The Story
Why it exists.
The beginning
Blue Sage arrived in 2020 as part of Korres's ongoing translation of Greek botanical heritage into wearable form. The brief was simple: capture the clarity of mountain air, the green intensity of herbs pulled from rocky terrain, and the warmth that comes after the sun clears the ridgeline. The name itself, Blue Sage, points to the plant rather than a concept or place. It's direct. Korres built its identity on exactly this kind of grounded specificity: ingredients that exist in the world, not just in perfumery archives. Blue Sage is the result of that approach applied to the fresh-aromatic genre, a fragrance that trusts earth-sourced materials to do the work that marketing language cannot.

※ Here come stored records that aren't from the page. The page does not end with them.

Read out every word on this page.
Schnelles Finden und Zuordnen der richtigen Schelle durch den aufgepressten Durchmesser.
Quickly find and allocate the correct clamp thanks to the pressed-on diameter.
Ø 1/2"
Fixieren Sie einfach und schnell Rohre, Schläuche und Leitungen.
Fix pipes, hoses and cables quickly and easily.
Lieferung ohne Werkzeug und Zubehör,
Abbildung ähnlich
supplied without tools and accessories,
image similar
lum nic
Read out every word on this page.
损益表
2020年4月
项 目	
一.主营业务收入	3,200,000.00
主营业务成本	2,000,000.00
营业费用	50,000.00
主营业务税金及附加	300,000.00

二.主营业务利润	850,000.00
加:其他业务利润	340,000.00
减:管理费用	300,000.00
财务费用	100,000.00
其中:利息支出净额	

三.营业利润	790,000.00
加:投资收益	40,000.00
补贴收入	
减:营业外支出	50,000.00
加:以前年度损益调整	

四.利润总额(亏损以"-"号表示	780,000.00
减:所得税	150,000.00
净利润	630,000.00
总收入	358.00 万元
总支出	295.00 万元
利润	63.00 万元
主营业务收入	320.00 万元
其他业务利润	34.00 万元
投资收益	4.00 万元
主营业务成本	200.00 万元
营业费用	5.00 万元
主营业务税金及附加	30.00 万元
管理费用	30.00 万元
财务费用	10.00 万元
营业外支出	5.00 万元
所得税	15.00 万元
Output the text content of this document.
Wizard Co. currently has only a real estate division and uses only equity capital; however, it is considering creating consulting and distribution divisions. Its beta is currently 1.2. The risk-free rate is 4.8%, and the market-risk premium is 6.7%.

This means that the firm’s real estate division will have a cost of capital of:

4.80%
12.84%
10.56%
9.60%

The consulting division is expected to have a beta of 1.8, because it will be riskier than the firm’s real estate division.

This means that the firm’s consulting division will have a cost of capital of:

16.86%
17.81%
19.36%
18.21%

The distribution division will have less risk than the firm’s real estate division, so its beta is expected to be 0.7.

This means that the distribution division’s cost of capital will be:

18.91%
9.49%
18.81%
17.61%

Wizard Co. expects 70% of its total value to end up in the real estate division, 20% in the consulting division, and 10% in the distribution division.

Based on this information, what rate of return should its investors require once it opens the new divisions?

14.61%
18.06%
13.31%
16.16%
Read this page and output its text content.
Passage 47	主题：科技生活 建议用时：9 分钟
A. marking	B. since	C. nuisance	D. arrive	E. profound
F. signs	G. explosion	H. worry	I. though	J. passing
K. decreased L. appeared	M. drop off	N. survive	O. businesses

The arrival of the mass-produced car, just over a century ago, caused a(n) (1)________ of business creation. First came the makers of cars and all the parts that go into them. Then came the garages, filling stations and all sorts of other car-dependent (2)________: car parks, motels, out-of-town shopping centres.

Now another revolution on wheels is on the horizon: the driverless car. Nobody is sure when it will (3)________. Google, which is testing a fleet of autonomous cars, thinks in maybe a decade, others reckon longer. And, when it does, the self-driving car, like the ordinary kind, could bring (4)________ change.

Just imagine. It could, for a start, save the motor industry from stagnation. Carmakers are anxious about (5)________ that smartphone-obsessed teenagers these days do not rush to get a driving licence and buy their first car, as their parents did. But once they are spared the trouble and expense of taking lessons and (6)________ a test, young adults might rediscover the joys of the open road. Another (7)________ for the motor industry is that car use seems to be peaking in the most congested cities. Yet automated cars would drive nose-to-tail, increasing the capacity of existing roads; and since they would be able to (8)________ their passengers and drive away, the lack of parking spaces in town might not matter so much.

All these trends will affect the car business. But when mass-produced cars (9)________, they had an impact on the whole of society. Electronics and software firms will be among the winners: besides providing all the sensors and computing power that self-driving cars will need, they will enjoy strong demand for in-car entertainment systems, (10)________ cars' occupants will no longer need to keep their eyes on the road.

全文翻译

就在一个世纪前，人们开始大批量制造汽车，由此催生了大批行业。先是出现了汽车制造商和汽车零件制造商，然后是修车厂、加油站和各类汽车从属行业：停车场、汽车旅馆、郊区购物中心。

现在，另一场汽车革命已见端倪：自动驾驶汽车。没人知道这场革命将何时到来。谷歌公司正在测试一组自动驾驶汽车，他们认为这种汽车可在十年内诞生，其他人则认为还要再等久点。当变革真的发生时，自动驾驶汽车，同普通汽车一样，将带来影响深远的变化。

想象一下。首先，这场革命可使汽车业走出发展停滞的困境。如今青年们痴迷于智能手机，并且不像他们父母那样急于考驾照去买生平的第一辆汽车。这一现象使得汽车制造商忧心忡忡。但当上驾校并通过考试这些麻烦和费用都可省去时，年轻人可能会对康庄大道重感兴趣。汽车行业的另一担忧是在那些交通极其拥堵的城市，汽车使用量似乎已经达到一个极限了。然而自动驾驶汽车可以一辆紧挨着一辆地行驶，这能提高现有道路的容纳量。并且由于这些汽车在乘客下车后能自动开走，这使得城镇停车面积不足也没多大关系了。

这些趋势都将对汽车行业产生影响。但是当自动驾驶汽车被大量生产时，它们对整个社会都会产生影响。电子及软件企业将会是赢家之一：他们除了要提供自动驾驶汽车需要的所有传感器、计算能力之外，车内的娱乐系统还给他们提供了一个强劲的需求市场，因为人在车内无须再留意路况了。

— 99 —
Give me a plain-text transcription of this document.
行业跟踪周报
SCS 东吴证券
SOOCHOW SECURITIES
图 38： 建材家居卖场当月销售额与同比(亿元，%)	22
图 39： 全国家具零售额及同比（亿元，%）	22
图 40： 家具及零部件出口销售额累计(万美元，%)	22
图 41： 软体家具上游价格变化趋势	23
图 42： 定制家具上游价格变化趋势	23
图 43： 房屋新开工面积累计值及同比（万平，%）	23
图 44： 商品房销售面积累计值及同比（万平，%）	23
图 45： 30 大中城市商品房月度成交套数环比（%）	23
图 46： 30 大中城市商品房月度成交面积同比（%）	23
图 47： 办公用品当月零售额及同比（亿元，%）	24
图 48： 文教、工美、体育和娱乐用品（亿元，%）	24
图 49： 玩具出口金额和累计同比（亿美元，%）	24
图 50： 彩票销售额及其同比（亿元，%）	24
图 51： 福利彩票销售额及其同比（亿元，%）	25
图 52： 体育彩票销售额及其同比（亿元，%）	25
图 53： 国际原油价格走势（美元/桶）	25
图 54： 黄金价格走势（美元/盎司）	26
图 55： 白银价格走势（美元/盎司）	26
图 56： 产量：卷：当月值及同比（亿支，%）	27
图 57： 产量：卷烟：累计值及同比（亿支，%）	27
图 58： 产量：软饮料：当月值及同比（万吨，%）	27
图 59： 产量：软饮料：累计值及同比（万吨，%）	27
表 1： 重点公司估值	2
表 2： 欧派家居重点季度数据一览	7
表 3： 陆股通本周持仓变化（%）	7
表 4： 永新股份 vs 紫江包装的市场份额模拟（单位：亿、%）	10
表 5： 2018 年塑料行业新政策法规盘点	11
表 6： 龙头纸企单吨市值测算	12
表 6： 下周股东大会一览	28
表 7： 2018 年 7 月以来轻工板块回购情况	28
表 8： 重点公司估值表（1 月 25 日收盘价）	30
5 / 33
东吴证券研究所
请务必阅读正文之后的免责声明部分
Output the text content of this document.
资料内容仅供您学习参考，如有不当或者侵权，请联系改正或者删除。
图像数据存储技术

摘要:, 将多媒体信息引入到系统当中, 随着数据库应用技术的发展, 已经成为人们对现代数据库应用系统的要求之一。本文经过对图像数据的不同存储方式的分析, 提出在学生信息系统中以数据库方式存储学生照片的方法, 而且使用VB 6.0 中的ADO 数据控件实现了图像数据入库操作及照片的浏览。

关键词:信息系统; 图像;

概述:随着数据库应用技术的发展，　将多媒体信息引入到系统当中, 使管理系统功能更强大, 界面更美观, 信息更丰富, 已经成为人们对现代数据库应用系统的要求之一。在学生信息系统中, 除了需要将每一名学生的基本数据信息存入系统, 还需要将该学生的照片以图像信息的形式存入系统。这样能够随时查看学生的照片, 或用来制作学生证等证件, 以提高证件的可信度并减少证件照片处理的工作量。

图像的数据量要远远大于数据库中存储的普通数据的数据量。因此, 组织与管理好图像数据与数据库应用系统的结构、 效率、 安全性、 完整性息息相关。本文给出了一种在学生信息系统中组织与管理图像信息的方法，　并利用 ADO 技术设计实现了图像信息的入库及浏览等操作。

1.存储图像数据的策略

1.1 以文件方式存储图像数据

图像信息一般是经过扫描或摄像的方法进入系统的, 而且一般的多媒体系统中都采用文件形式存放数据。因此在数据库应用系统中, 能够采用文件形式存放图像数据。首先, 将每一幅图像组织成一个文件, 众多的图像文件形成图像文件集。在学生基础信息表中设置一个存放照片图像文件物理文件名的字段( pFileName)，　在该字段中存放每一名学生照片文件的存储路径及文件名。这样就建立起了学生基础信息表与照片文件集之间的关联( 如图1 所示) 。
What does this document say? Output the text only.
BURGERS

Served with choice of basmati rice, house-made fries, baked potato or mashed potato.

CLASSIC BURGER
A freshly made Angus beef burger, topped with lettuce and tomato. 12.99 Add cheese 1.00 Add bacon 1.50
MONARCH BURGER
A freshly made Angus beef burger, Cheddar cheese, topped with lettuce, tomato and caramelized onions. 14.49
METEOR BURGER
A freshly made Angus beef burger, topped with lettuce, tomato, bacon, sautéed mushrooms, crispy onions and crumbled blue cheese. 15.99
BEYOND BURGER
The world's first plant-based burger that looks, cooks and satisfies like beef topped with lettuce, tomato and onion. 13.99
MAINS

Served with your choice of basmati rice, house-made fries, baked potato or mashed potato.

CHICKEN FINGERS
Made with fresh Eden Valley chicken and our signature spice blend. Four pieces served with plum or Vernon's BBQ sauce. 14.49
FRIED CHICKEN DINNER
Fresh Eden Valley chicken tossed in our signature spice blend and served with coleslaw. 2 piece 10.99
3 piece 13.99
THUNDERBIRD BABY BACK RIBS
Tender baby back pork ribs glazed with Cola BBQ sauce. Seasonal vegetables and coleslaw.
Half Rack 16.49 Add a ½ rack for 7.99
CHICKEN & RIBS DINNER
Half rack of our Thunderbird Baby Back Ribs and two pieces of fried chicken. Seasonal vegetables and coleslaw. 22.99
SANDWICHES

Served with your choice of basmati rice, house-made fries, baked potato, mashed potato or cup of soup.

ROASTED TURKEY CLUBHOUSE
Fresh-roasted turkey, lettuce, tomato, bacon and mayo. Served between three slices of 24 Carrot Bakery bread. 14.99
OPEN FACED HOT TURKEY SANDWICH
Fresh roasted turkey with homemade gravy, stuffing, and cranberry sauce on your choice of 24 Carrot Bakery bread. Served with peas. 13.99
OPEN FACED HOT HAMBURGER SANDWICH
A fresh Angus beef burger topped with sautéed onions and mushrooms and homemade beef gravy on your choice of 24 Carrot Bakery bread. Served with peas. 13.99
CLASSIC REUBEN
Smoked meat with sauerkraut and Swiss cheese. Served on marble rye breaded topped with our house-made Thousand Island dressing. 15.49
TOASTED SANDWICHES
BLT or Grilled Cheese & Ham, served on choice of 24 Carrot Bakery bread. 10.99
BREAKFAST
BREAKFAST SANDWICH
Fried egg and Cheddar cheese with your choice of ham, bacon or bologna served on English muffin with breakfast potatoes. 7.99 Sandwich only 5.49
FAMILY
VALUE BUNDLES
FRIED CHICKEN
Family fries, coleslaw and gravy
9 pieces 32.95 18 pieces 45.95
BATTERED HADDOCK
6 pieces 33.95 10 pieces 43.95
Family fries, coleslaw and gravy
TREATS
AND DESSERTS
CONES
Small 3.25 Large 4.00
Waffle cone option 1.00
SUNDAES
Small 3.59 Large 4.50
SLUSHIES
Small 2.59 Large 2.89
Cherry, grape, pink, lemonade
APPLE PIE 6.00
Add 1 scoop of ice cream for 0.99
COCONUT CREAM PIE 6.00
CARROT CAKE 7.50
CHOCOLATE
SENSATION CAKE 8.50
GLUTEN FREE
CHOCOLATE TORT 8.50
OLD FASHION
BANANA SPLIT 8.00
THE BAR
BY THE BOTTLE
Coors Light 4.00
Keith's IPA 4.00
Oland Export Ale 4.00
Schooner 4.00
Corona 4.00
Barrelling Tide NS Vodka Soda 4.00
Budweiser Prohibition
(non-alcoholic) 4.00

The structure is built around contrast. Mint and citrus arrive together, grapefruit's bitterness against lime's brightness, creating an opening that reads as morning rather than dessert. That's intentional. Sage enters the heart not as a supporting note but as a counterweight: green, slightly camphorated, quietly resinous. Fir balsam deepens the aromatic register, adding a conifer softness that keeps the composition from sharpening into something clinical. Nutmeg introduces a subtle warmth that bridges into the base, where vetiver and patchouli ground everything into earth rather than air.
The evolution
The first minutes belong to mint, it doesn't wait. Grapefruit and lime follow within seconds, the three of them arriving almost simultaneously in a bright, green rush. Within twenty minutes, the citrus begins to soften. Sage and fir take their place as the herbal heart opens, and the fragrance shifts from cool to warm without ever becoming sweet. The base arrives around the two-hour mark: vetiver and patchouli, earthy and dry, with amber adding just enough warmth to keep the drydown from reading as austere. The final hours are intimate, this isn't a fragrance that announces from across a room. But it lingers. On skin, four to six hours depending on the day.
Cultural impact
Blue Sage sits in the fresh-aromatic category, a genre that never goes fully out of style but rarely generates excitement either. Korres built its reputation on botanical authenticity, ingredients sourced from Greek farmers, extraction done in-house, and Blue Sage reflects that positioning. It's not trying to rival niche houses or match the projection of designer competitors. It's simply doing what it says: fresh, aromatic, grounded in earth rather than air. For wearers who want clarity over complexity, it delivers.